2) Memiliki hati yang tulus
Janganlah menyeret aku bersama-sama dengan orang fasik ataupun dengan orang yang melakukan kejahatan, yang ramah dengan teman-temannya, tetapi yang hatinya penuh kejahatan.
(Mazmur 28:3)
Ladies, sadar atau tidak, kita bisa bermurah hati dalam kepalsuan, lho. Kita bisa mengucapkan perkataan yang ramah tanpa ketulusan. Yang lebih gawat, kita juga selalu bisa berpura-pura mengundang orang lain memasuki hidup kita melalui perkataan, namun jika kita tidak dengan tulus melakukannya… Waduh, hati-hati! Orang lain bisa merasakan ketidaktulusan kita! Bagaimana kita bisa menawarkan kasih Kristus bagi orang lain, jika mereka merasakan kita tidak benar-benar peduli dan hanya berpura-pura saja?
3) Peduli terhadap kebutuhan orang lain
Penduduk pulau itu sangat ramah terhadap kami. Mereka menyalakan api besar dan mengajak kami semua ke situ karena telah mulai hujan dan hawanya dingin.
(Kisah Para Rasul 28:2)
Tanggapan kita terhadap kebutuhan orang lain sudah jelas menunjukkan keramahan dan kasih yang nyata. Ketika kita memilih bertindak melampaui segala perkataan, perlahan tapi pasti, ini akan membuka hati mereka bagi kita. Siapa sih yang tidak akan mau membuka hatinya pada orang yang sudah jelas peduli padanya, gak cuma omong doang?
4) Menjadi orang yang mudah didekati
Kalau mau menjadi orang yang mudah didekati, kita harus meneladani Yesus yang sudah jelas ramah dan mudah didekati. Semua orang dari berbagai kalangan dapat berada di dekatnya. Tidak peduli anak kecil atau orang dewasa, tidak peduli apa pekerjaannya (baik nelayan, pelacur, pemungut cukai, raja, sampai para pembesar), Dia dapat didekati dengan mudah oleh (hampir) semua orang. Hal ini menunjukkan bahwa Yesus tidak pernah membatasi pergaulannya, Dia memilih bergaul dengan semua orang. Dampaknya, kebanyakan orang menyukai-Nya (minus haters-Nya haha) \(“,)/
Apa yang Yesus teladankan pada kita dalam poin ini?

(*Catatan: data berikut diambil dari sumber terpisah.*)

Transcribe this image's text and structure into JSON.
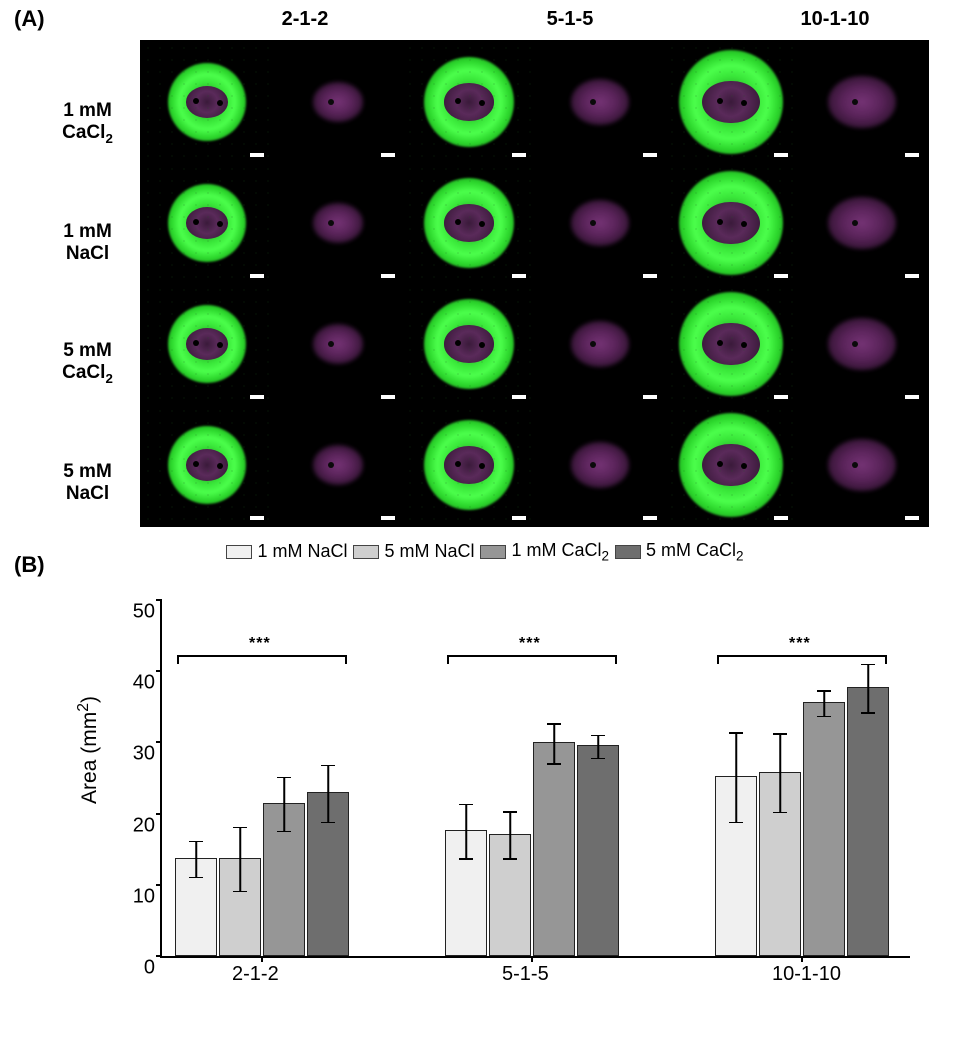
{
  "panels": {
    "A": "(A)",
    "B": "(B)"
  },
  "panelA": {
    "col_headers": [
      "2-1-2",
      "5-1-5",
      "10-1-10"
    ],
    "row_labels": [
      "1 mM CaCl₂",
      "1 mM NaCl",
      "5 mM CaCl₂",
      "5 mM NaCl"
    ],
    "green_color": "#3de63d",
    "magenta_color": "#7a357a",
    "bg_color": "#000000",
    "scale_bar_color": "#ffffff",
    "cell_sizes": {
      "2-1-2": 78,
      "5-1-5": 90,
      "10-1-10": 104
    }
  },
  "panelB": {
    "type": "bar",
    "ylabel": "Area (mm²)",
    "ylim": [
      0,
      50
    ],
    "ytick_step": 10,
    "yticks": [
      0,
      10,
      20,
      30,
      40,
      50
    ],
    "categories": [
      "2-1-2",
      "5-1-5",
      "10-1-10"
    ],
    "series": [
      {
        "name": "1 mM NaCl",
        "color": "#f0f0f0"
      },
      {
        "name": "5 mM NaCl",
        "color": "#cfcfcf"
      },
      {
        "name": "1 mM CaCl₂",
        "color": "#969696"
      },
      {
        "name": "5 mM CaCl₂",
        "color": "#6e6e6e"
      }
    ],
    "data": {
      "2-1-2": {
        "values": [
          13.8,
          13.8,
          21.5,
          23.0
        ],
        "err": [
          2.5,
          4.5,
          3.8,
          4.0
        ]
      },
      "5-1-5": {
        "values": [
          17.7,
          17.2,
          30.0,
          29.6
        ],
        "err": [
          3.8,
          3.3,
          2.8,
          1.6
        ]
      },
      "10-1-10": {
        "values": [
          25.3,
          25.9,
          35.7,
          37.8
        ],
        "err": [
          6.3,
          5.5,
          1.8,
          3.4
        ]
      }
    },
    "significance": [
      {
        "group": "2-1-2",
        "label": "***"
      },
      {
        "group": "5-1-5",
        "label": "***"
      },
      {
        "group": "10-1-10",
        "label": "***"
      }
    ],
    "sig_bar_y": 42,
    "axis_color": "#000000",
    "bar_border_color": "#222222",
    "background_color": "#ffffff",
    "label_fontsize": 21,
    "tick_fontsize": 20,
    "legend_fontsize": 18
  }
}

A) Tidak membeda-bedakan orang. Semua sama di mata-Nya
Saat para murid Yesus menghalangi anak kecil yang ingin datang pada-Nya, Dia justru membuka tangan dan hatinya lebar-lebar bagi anak kecil tersebut—bahkan Dia memberkati mereka (Markus 10:13-16). Jelas kan, kalau Yesus mudah didekati?
Seandainya Yesus itu orang yang kaku, jarang senyum, dan sebodo amat, kemungkinan besar anak-anak itu malah takut mendekati Dia. Kenyataannya nggak, tuh. Yesus menyukai semua orang yang mau datang pada-Nya; besar atau kecil, tua atau muda, dan dari latar belakang apapun. Yesus mengasihi mereka semua orang tanpa memandang rupa. Dengan leluasa, Dia berbaur dengan banyak orang, berjalan bersama mereka, mengajar mereka, makan bersama mereka, menyembuhkan, dan menguatkan mereka.
B) Tidak menghakimi orang lain
Saat orang lain mencemooh seorang wanita yang berzinah, Ia mengulurkan tangannya dan menerimanya (Lukas 7:36-50). Jika kita bersikap menghakimi orang lain, ini akan menghalangi kita untuk mendekati dan didekati oleh orang lain. Karena tidak ada orang yang merasa nyaman berada di sekeliling orang yang suka menghakimi orang lain. Orang lain tidak akan mau membuka hatinya pada seseorang yang punya kecenderungan suka menghakimi orang lain. Orang-orang yang dibebani perasaan bersalah perlu merasa leluasa untuk menghampiri orang-orang yang dapat membantu mereka memulihkan hubungan dengan Allah!
C) Lemah lembut dan rendah hati
Kelemahlembutan dan kerendahan hati Yesus membuat orang lain betah berada di dekat-Nya. Ya iya lah! Siapa yang tahan berlama-lama ada di dekat orang yang kasar dan sombong!? -.-“ Sebaliknya, Yesus justru menunjukkan kelemahlembutan, bukanlah kelemahan. Tapi, ladies, kita membutuhkan kekuatan untuk memperlakukan orang lain dengan lemah lembut setiap saat. Oleh karenanya, kita perlu berdoa kepada-Nya untuk senantiasa menguatkan kita dalam bersikap lemah lembut dan rendah hati (Matius 11:28-29).